Related to government

The State is the most important player in the provision of benefits. In fact, the State maybe the only provider or the main provider of benefits.
Five actions: provide, educate, encourage, compel, regulate.
Note: all state benefits will have two effects
Aim of the government
  • the government may be taking a paternalistic view.
  • the government may also be worried that, if citizens do not have sufficient life cover, then they will need to provide financial support. Or if the cover becomes more expensive, some people will be left uninsurered.
  • Any suffering caused by (wildfire) will create public demand for something to be done. The government may need to step in and provide financial assistance.
    Hence there will be consequences in terms of government spending and possibly higher taxes/borrowing.
    Failure of the government to act (or seen to be acting) will create bad publicity and will lead to a loss of popularity.
  • the government may want a successful insurance industry as a source of taxes … and jobs for its citizenss
How to analyze the behavior of the government
  • Is it fair? For fairness we need to consider that people who believe they were promised care are now being denied it. Any change may therefore be unpopular and the government risks being voted out.
    e.g. it is considered unfair to cut off the benefit for someone older than 65 and have no income.
  • If the funding of a cost is problematic
Tools at their disposal
  • The first step is for the government to decide whether saving should be encouraged or compelled.
  • The easiest way would be to compel individuals to do sth.
  • an information campaign (can argue that it is better than an advertising campaign)
  • cut any benefits that it provides to those in financial hardship
  • taxes: contributions made before tax or free of tax accumulations, or increase general tax level
  • regulation on investments/products…etc
  • enact laws to make insurer responsible for…
Tools to mitigate the fiscal deficit
  • issuing bonds
  • issuing Treasury bills
  • increasing taxation
  • printing money
  • selling off government fixed assets (e.g. land, property, nationalised industries).
They also provide financial instruments to cover national debt
  • Government securities
  • State sponsored savings plans
  • Deposits with state banks
Government securities are often seen as the most secure securities which allows organisations to reduce their investment risk because they are seen as having the lowest default risk.
Actions to ensure individuals have the benefits that they need
  • Direct provision of benefits. (Often pay as you go)
    provide benefits to some or all of the population. Of course, the limiting constraint on how much benefit can be provided is the cost that will have to be met (at some point) in the form of taxes.
    • Everyone gets the same benefit. The major advantage is that it is very simple as all people over a certain age will get paid the same amount of money.

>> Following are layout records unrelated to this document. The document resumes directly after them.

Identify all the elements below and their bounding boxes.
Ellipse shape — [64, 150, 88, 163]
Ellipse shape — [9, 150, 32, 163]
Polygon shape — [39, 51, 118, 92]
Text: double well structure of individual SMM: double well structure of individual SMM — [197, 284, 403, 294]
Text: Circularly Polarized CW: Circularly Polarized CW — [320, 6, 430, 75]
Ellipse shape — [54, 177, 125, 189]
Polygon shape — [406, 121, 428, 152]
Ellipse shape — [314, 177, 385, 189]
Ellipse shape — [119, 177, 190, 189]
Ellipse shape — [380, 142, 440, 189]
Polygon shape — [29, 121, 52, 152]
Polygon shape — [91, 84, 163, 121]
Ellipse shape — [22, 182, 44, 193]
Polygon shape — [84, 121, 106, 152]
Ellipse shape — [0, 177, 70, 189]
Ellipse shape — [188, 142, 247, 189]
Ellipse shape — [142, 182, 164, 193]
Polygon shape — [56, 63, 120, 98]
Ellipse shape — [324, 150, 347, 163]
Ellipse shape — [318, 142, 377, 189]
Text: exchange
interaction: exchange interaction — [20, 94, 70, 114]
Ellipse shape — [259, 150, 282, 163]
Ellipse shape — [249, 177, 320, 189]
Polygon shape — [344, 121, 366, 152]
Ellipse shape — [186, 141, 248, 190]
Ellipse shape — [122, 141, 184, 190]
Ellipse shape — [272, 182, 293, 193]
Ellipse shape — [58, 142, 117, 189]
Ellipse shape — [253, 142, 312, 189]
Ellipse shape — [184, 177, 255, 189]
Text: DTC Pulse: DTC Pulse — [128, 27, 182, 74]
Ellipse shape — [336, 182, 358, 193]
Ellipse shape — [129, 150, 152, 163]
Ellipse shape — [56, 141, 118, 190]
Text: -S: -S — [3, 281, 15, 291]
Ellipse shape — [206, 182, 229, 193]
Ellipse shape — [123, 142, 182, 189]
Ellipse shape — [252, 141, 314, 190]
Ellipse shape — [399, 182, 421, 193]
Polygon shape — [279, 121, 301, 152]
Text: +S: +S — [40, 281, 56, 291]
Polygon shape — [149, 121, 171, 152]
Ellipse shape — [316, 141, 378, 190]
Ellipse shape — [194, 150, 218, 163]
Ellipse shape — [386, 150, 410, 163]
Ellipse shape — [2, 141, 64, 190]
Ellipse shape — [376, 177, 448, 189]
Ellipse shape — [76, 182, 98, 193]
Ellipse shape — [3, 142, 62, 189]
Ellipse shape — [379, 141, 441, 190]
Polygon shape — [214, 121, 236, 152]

      Similicity leads to smaller administration costs and also reduces the chance of errors. The problem is that if the benefit is used in isolation then the system costs a lot of money, as both the poor and the rich can get the same amount of retirement income.
    • Means-tested benefit. Under a means tested system benefits are awarded based on the level of income people have. In an extreme version people who have high levels of retirement income will get no state benefit which in theory allows more money to be awarded to people with no other retirement income or the minimum amount can be paid and costs are saved.
      Therefore, it is likely to be more politically popular.
      • However, it is discouraging people to save, which will lead to lower than predicted savings in the future (as there will be less people with high retirement income and hence less savings than predicted and more dependency on the state than assumed.)
      • it can be very expensive to run this type of benefits because of extra administration. People will also try to hide their income to get benefits which will again either lead to less savings than predicted or increase running costs as this "fradulent" behaviour which gets investigated.
        It will require elderly and sick people to submit forms on their assets. And this will be needed each year of care if they want to claim government money In addition, as it is a top up to income, details of retirement income will also need to be submitted The forms will also need to be checked and assessed which will increase the costs of running the scheme which will reduce savings
      • Mean-testing can also be viewed as unfair as the high earners will pay most tax during thir lifetime and will get the least benefits.
    • Subject to eligibility criteria.
      It is unfair to have someone who has never worked or never paid any taxes entitled the same benefit.
    • Use other benefits in conjunction with retirement benefits.
      Another solution is to pay a small pension and then allow people with little income to claim other additional benefits.
  • Education
    • The State may set out to educate the populace about the benefits of saving for retirement themselves.
    • Hopefully, this will mean that the State has less obligations in the future and will also allow people to have a more ideal retirement.
  • Regulation
    • The state needs to provide a framework that allows people to save for their retirement.
    • A balance needs to be kept between the cost and benefit of regulations,
    • A more extreme version of regulation is to compel people or companies to save for retirement
Risks to the state
  • If the state is the sponsor then it is at risk that costs increase too fast needing tax increases to cover the benefits, which is unpopular with votors.
  • However, in its role as regulator the state can also be in trouble if it underwrites part of the private financial providers.
Risk to schemes and stakeholders from the state
  • The level of risks from the state will depend on the current state intervention amd how large the change is.
Risks to benefit providers
  • If government changes the incentives that apply to a scheme then the costs will increase.